Pennsylvania's suit fits a fast-moving pattern of AI regulation and enforcement aimed at companion chatbots. In August 2025, Texas Attorney General Ken Paxton opened an investigation into Character.AI and Meta's AI products over whether they misleadingly marketed themselves as mental health tools and impersonated licensed professionals, issuing civil investigative demands under the state's consumer-protection law.[8] The following month, in September 2025, the Federal Trade Commission launched a 6(b) study and sent orders to Character.AI, Alphabet, Instagram and parent Meta, OpenAI, Snap, and xAI, seeking information about how their companion bots affect children and teens.[9]
State legislatures moved too. California enacted SB 243 in October 2025, requiring operators of companion chatbots to disclose their non-human nature, send periodic reminders, and adopt safeguards, with a private right of action for violations.[9] New York passed a law requiring companion systems to detect and respond to suicidal ideation and to remind users they are not human, and Utah's HB 452 imposed disclosure duties on suppliers of mental-health chatbots.[9] Against that backdrop, Pennsylvania's contribution is the sharpest application yet of an old tool, professional-licensure law, to a new kind of defendant.

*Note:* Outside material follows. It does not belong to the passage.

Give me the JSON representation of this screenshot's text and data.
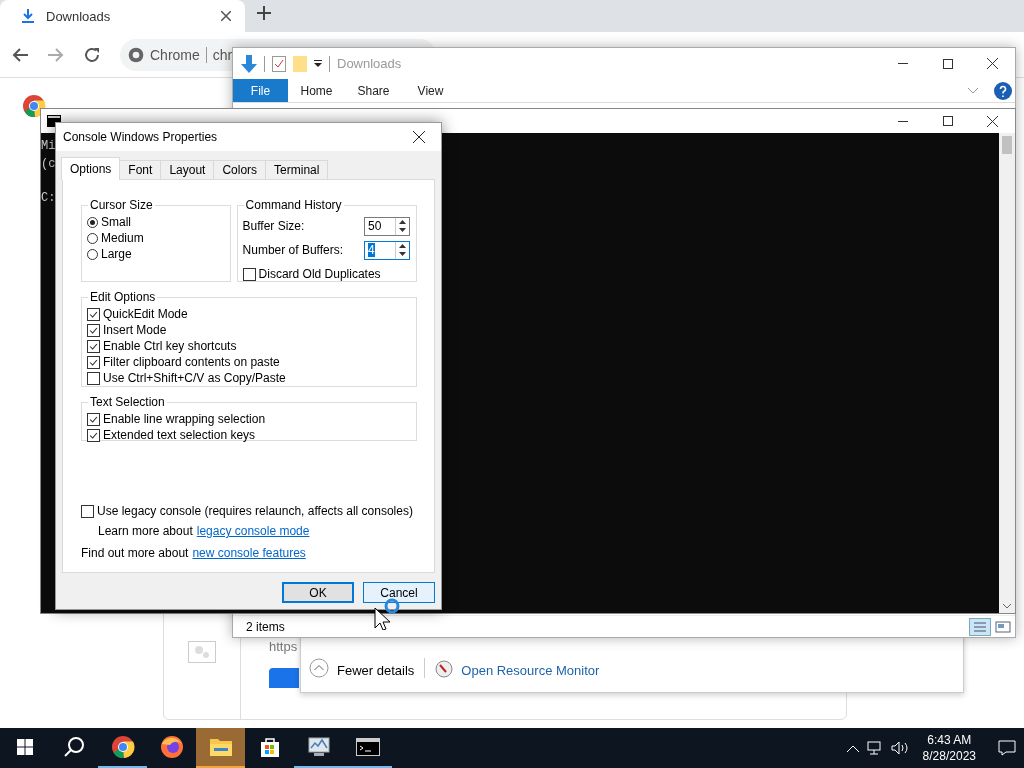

The core question the case raises is deceptively simple. If software tells a worried person that it is a licensed psychiatrist, offers to prescribe, and hands over a license number that turns out to be fake, has a law been broken, and by whom? Pennsylvania's answer is that the platform operator can be held to account under the same rules that govern any unlicensed practitioner. A ruling either way would carry weight well beyond one company, since the same persona-style products are everywhere and the disclaimers they rely on may or may not satisfy a court that someone holding themselves out as a doctor is, in the eyes of the law, doing exactly that.[5]